Statements: Return

A return statement can only occur inside a function, in which case, it causes that function to terminate normally. The function can optionally return a single value (but one which could contain other values, as in a tuple, a shape, or an object of some user-defined type), whose type must be compatible with the function's declared return type. If the return statement contains no value, or there is no return statement (in which case, execution drops into the function's closing brace), no value is returned. For example:

function average_float(float $p1, float $p2): float {
  return ($p1 + $p2) / 2.0;
}

type IdSet = shape('id' => ?string, 'url' => ?string, 'count' => int);
function get_IdSet(): IdSet {
  return shape('id' => null, 'url' => null, 'count' => 0);
}

class Point {
  private float $x;
  private float $y;
  public function __construct(num $x = 0, num $y = 0) {
    $this->x = (float)$x; // sets private property $x
    $this->y = (float)$y; // sets private property $y
  } // no return statement
  public function move(num $x = 0, num $y = 0): void {
    $this->x = (float)$x; // sets private property $x
    $this->y = (float)$y; // sets private property $y
    return; // return nothing
  }
  // ...
}

However, for an async function having a void return type, an object of type Awaitable<void> is returned.
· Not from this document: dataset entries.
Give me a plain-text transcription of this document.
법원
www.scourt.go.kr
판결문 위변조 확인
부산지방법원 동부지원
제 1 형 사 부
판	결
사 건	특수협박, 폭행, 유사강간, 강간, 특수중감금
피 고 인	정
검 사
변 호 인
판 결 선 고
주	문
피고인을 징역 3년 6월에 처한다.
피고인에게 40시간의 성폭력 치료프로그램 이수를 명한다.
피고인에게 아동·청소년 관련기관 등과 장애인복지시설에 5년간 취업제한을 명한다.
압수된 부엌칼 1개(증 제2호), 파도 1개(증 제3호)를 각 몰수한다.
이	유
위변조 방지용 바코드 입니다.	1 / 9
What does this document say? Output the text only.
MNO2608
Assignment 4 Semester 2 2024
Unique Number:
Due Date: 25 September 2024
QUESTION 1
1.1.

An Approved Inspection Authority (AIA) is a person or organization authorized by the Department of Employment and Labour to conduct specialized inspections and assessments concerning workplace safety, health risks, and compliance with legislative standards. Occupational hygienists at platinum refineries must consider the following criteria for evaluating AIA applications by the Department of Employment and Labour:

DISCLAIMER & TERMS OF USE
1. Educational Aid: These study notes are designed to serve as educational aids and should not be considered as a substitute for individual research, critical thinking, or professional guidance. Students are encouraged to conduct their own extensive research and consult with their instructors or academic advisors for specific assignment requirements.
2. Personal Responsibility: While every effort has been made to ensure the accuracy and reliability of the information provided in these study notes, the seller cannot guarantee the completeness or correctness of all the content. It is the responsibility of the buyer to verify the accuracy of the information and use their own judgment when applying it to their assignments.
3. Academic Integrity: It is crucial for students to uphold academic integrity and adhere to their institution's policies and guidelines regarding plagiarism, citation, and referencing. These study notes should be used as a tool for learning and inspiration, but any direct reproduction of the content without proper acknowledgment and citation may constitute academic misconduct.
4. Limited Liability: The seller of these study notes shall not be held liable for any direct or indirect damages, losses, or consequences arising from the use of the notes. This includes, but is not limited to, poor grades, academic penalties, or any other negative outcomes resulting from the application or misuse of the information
For an async function, the value having a non-void return type, the return value is wrapped in an object of type Awaitable<T> (where T is the type of the return value), which is returned.

Returning from a constructor behaves just like returning from a function having a return type of void.

The value returned by a generator function must be the literal null. A return statement inside a generator function causes the generator to terminate.

A return statement must not occur in a finally block or in a function declared noreturn.